Clearly, to make an educational video game really work, as the students demonstrated by bringing in outside reading, you need supplementary materials to go with it. Enter River City.
The residents of River City are suffering from a mystery ailment. Middle and high school kids, working in teams of three or four, can explore the virtual town, interacting with signs, characters, and each other as they create and test hypotheses for what's causing the illness. As they progress through the game, students gather information on epidemiology, biology, ecology, history, social studies, and statistical reasoning, which they evaluate to come up with their theory. It's a method that experienced gamers will find familiar.
"In a lot of video games, players are thrown into a complicated situation without explanation and wander around figuring out what power they have to do something. So River City builds on skills kids have developed in entertainment that turn out to be useful," says Harvard's Dede.
River City computer time is followed by teacher-led interpretive discussions. At the end of the eleven-day unit, teams must present to the rest of the class their hypotheses on what's causing the illness. (There are eight possible correct answers.) Meanwhile, supplementary materials provide the teacher with guidelines for final team presentations, as well as tools to measure things like student motivation, engagement, and productivity -- necessary because most teachers aren't going to know instinctively how to grade something as abstract as video game skills. River City is effective even if the teacher spends the lesson grading papers in the back of the computer lab. "It won't turn out as well if a teacher doesn't care, but there's enough support built into the software that students can get by," Dede says.

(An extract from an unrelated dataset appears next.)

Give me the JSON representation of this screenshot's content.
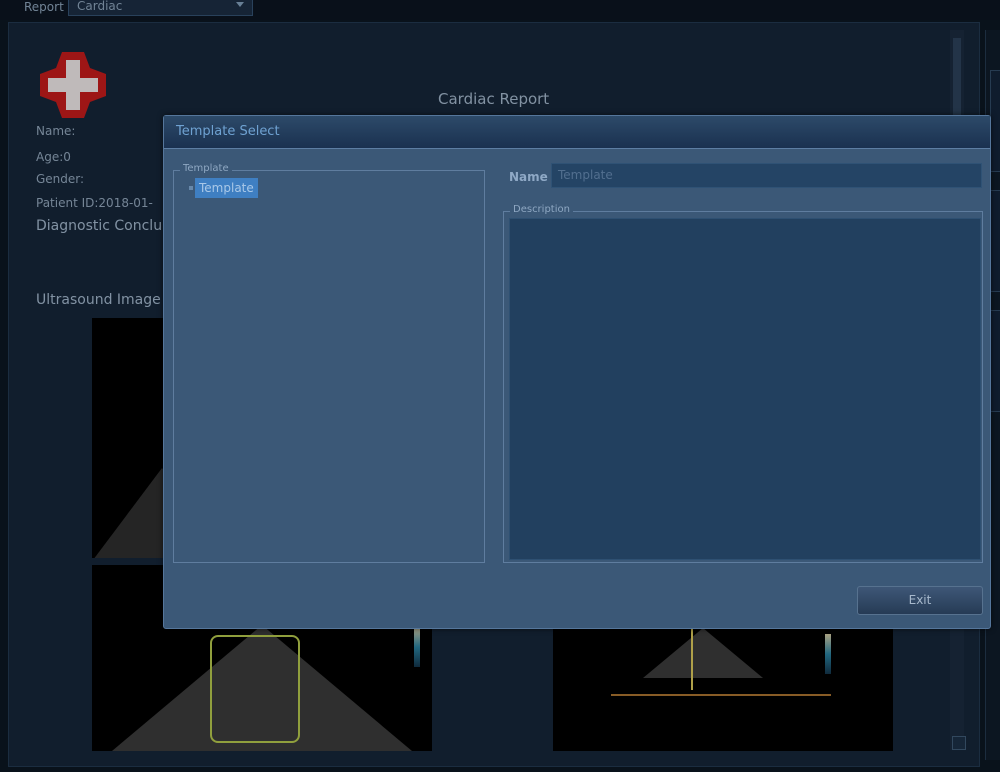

Few games available to teachers accomplish what River City does. The classroom game Making History, which lets students play various countries before, during, and after World War II, is one possible contender. Making History comes complete with curriculum, supporting materials, and tools that let teachers customize the game to match their lesson plans and generate reports for assessment. But it's been out only since January, too soon to determine how well it will go over.
Nick de Kanter, vice president of business development at Muzzy Lane Software, the game's publisher, notes that even with all the necessary bells and whistles, this game and others like it are a supplement, not a replacement, for good, old-fashioned teaching. "We see this not as the only way to teach history but as part of the whole process that will include lecture, textbook reading, and paper writing. But it will greatly enrich the process of doing all those things," he says.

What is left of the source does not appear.